Aurin is a dyeing compound forming yellowish or deep red crystals, discovered by Friedlieb Ferdinand Runge (1794-1867) by distillation of coal tar (^{Runge 1834}). Commaille wrote there was a regrettable confusion regarding the names of the dyes obtained from phenol; the names rosolic acid, yellow coralline, and red coralline were applied to one or more substances obtained by diverse reactions (^{Commaille, 1872}, ¹⁸⁷³). His work on the subject referred to the product prepared using the procedure of Jules Persoz (1837-1927), based on the oxidation of phenol with sulfuric and oxalic acids:

2(C₁₂H₆O₂) + 2SO₃ + 2HO = C₂₀H₈O₄ + C₄H₆S₂O₈

_{Phenol Corallin Parathionic acid}

Commaille's experiments indicated that the best method was to react 300 parts of phenol with 200 of sulfuric acid, and 200 of oxalic at a temperature not exceeding 150 °C; at this temperature 100 parts of phenol yielded in six hours 26 of corallin, and of the oxalic acid employed 72% could be recovered from the cooled mother liquor (^{Commaille, 1872}, ¹⁸⁷³).

The mother liquor was concentrated by evaporation until they stopped yielding corallin. The filtrate was boiled and treated with an excess of litharge (PbO); upon cooling it gave substances, of which two were crystalline and well defined: lead parathionate and thioamylate. Commaille reported that purified lead parathionate appeared as rhomboidal plates of formula 2(C₄H₅O₇S₂).3PbO, which washed for a long time with cold or warm water, decomposed into a soluble salt crystallizing as elongated prisms of formula C₄H₅O₇S₂.3PbO.HO, and an insoluble sub-salt, white and pearly, containing, by weight, 5.50% sulfur and 73.38% lead, corresponding to one molecule of parathionate with four equivalents of base. The corresponding acid was syrupy and was not precipitated by lead acetate or baryta water (^{Commaille, 1872}, ¹⁸⁷³).

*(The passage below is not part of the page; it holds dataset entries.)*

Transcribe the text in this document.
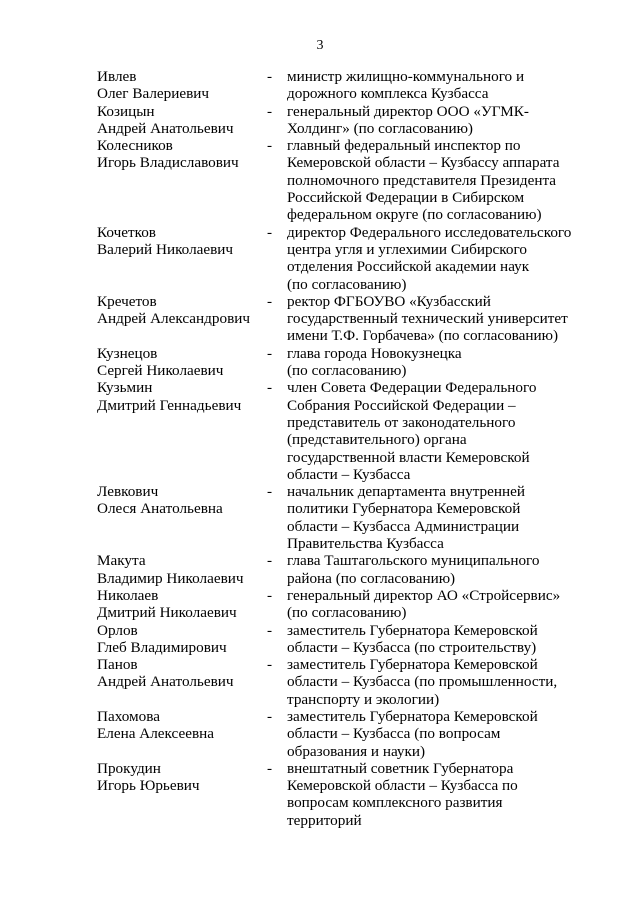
3
Ивлев
Олег Валериевич
- министр жилищно-коммунального и
дорожного комплекса Кузбасса
Козицын
Андрей Анатольевич
- генеральный директор ООО «УГМК-
Холдинг» (по согласованию)
Колесников
Игорь Владиславович
- главный федеральный инспектор по
Кемеровской области – Кузбассу аппарата
полномочного представителя Президента
Российской Федерации в Сибирском
федеральном округе (по согласованию)
Кочетков
Валерий Николаевич
- директор Федерального исследовательского
центра угля и углехимии Сибирского
отделения Российской академии наук
(по согласованию)
Кречетов
Андрей Александрович
- ректор ФГБОУВО «Кузбасский
государственный технический университет
имени Т.Ф. Горбачева» (по согласованию)
Кузнецов
Сергей Николаевич
- глава города Новокузнецка
(по согласованию)
Кузьмин
Дмитрий Геннадьевич
- член Совета Федерации Федерального
Собрания Российской Федерации –
представитель от законодательного
(представительного) органа
государственной власти Кемеровской
области – Кузбасса
Левкович
Олеся Анатольевна
- начальник департамента внутренней
политики Губернатора Кемеровской
области – Кузбасса Администрации
Правительства Кузбасса
Макута
Владимир Николаевич
- глава Таштагольского муниципального
района (по согласованию)
Николаев
Дмитрий Николаевич
- генеральный директор АО «Стройсервис»
(по согласованию)
Орлов
Глеб Владимирович
- заместитель Губернатора Кемеровской
области – Кузбасса (по строительству)
Панов
Андрей Анатольевич
- заместитель Губернатора Кемеровской
области – Кузбасса (по промышленности,
транспорту и экологии)
Пахомова
Елена Алексеевна
- заместитель Губернатора Кемеровской
области – Кузбасса (по вопросам
образования и науки)
Прокудин
Игорь Юрьевич
- внештатный советник Губернатора
Кемеровской области – Кузбасса по
вопросам комплексного развития
территорий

Lead thioamylate crystallized as long silky needles, sweet and bitter, very soluble in water, soluble in alcohol, insoluble in ether, and of formula C₁₀H₁₁O₇S₂.PbO.HO. Commaille also reported the preparation of the thioamylates of barium, potassium, zinc and ammonia. Thioamylic acid was prepared by treating the lead salt with sulfuric acid, followed by addition of alcohol and precipitation of the acid as long deliquescent needles, soluble in water in all proportions, sparingly soluble in alcohol, and even less in ether (^{Commaille, 1872}, ¹⁸⁷³).

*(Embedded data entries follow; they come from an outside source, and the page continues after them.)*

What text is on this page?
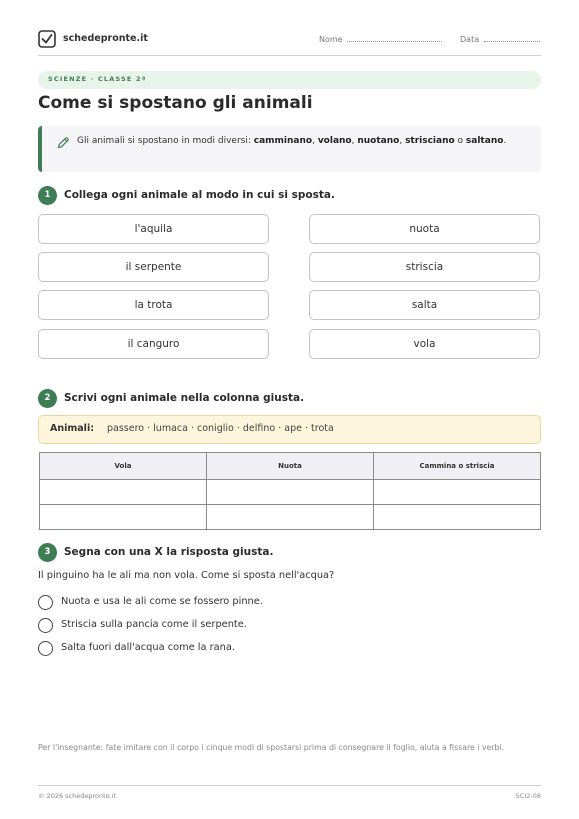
schedepronte.it	Nome	Data
SCIENZE · CLASSE 2ª
Come si spostano gli animali
Gli animali si spostano in modi diversi: camminano, volano, nuotano, strisciano o saltano.
1	Collega ogni animale al modo in cui si sposta.
l'aquila
il serpente
la trota
il canguro
nuota
striscia
salta
vola
2	Scrivi ogni animale nella colonna giusta.
Animali: passero · lumaca · coniglio · delfino · ape · trota
Vola	Nuota	Cammina o striscia

3	Segna con una X la risposta giusta.
Il pinguino ha le ali ma non vola. Come si sposta nell'acqua?
Nuota e usa le ali come se fossero pinne.
Striscia sulla pancia come il serpente.
Salta fuori dall'acqua come la rana.
Per l'insegnante: fate imitare con il corpo i cinque modi di spostarsi prima di consegnare il foglio, aiuta a fissare i verbi.
© 2026 schedepronte.it	SCI2-08
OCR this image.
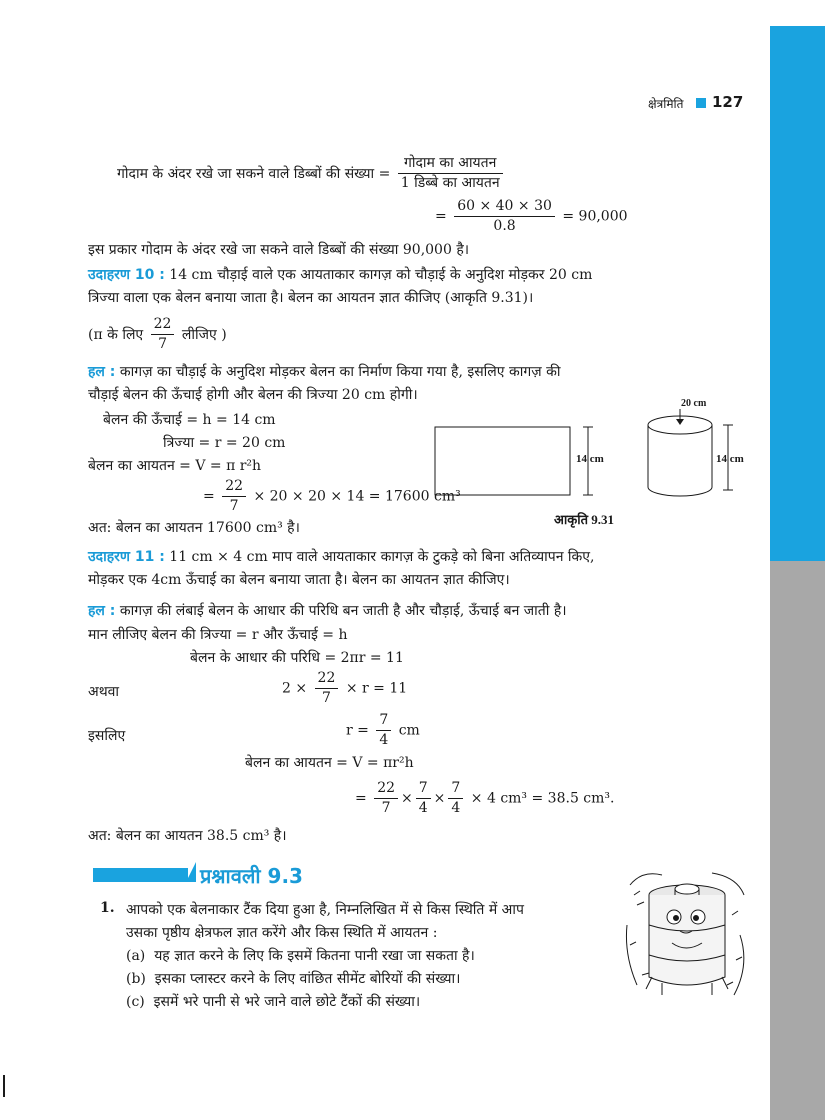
क्षेत्रमिति 127
गोदाम के अंदर रखे जा सकने वाले डिब्बों की संख्या = $\frac{\text{गोदाम का आयतन}}{\text{1 डिब्बे का आयतन}}$
= $\frac{60 \times 40 \times 30}{0.8} = 90,000$
इस प्रकार गोदाम के अंदर रखे जा सकने वाले डिब्बों की संख्या 90,000 है।
उदाहरण 10 : 14 cm चौड़ाई वाले एक आयताकार कागज़ को चौड़ाई के अनुदिश मोड़कर 20 cm
त्रिज्या वाला एक बेलन बनाया जाता है। बेलन का आयतन ज्ञात कीजिए (आकृति 9.31)।
(π के लिए $\frac{22}{7}$ लीजिए )
हल : कागज़ का चौड़ाई के अनुदिश मोड़कर बेलन का निर्माण किया गया है, इसलिए कागज़ की
चौड़ाई बेलन की ऊँचाई होगी और बेलन की त्रिज्या 20 cm होगी।
बेलन की ऊँचाई = h = 14 cm
त्रिज्या = r = 20 cm
बेलन का आयतन = V = π r²h
= $\frac{22}{7} \times 20 \times 20 \times 14 = 17600$ cm³
अत: बेलन का आयतन 17600 cm³ है।
14 cm
20 cm
14 cm
आकृति 9.31
उदाहरण 11 : 11 cm × 4 cm माप वाले आयताकार कागज़ के टुकड़े को बिना अतिव्यापन किए,
मोड़कर एक 4cm ऊँचाई का बेलन बनाया जाता है। बेलन का आयतन ज्ञात कीजिए।
हल : कागज़ की लंबाई बेलन के आधार की परिधि बन जाती है और चौड़ाई, ऊँचाई बन जाती है।
मान लीजिए बेलन की त्रिज्या = r और ऊँचाई = h
बेलन के आधार की परिधि = 2πr = 11
अथवा	$2 \times \frac{22}{7} \times r = 11$
इसलिए	$r = \frac{7}{4}$ cm
बेलन का आयतन = V = πr²h
= $\frac{22}{7} \times \frac{7}{4} \times \frac{7}{4} \times 4$ cm³ = 38.5 cm³.
अत: बेलन का आयतन 38.5 cm³ है।
प्रश्नावली 9.3
1. आपको एक बेलनाकार टैंक दिया हुआ है, निम्नलिखित में से किस स्थिति में आप
उसका पृष्ठीय क्षेत्रफल ज्ञात करेंगे और किस स्थिति में आयतन :
(a) यह ज्ञात करने के लिए कि इसमें कितना पानी रखा जा सकता है।
(b) इसका प्लास्टर करने के लिए वांछित सीमेंट बोरियों की संख्या।
(c) इसमें भरे पानी से भरे जाने वाले छोटे टैंकों की संख्या।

Commaille remarked that treating corallin with neutral or acid water, followed by treatment with lead oxide, did not produce a colored material. It was usually accepted that red corallin was an amide of the yellow, but Commaille did not agree with this idea. It was known that treating yellow corallin, both with ammonia and other bases, yielded red corallin without the help of heat and that the solution of yellow corallin in ammoniacal water yielded the same products of decomposition as the artificial red. Commaille, therefore, considered that yellow corallin was not an acid, as previously supposed, and that red corallin was not the amide of the yellow. The quantity of oxalic acid employed was far too large. Corallin yielded no definite metallic compounds, but merely colored lakes (^{Commaille, 1872}, ¹⁸⁷³).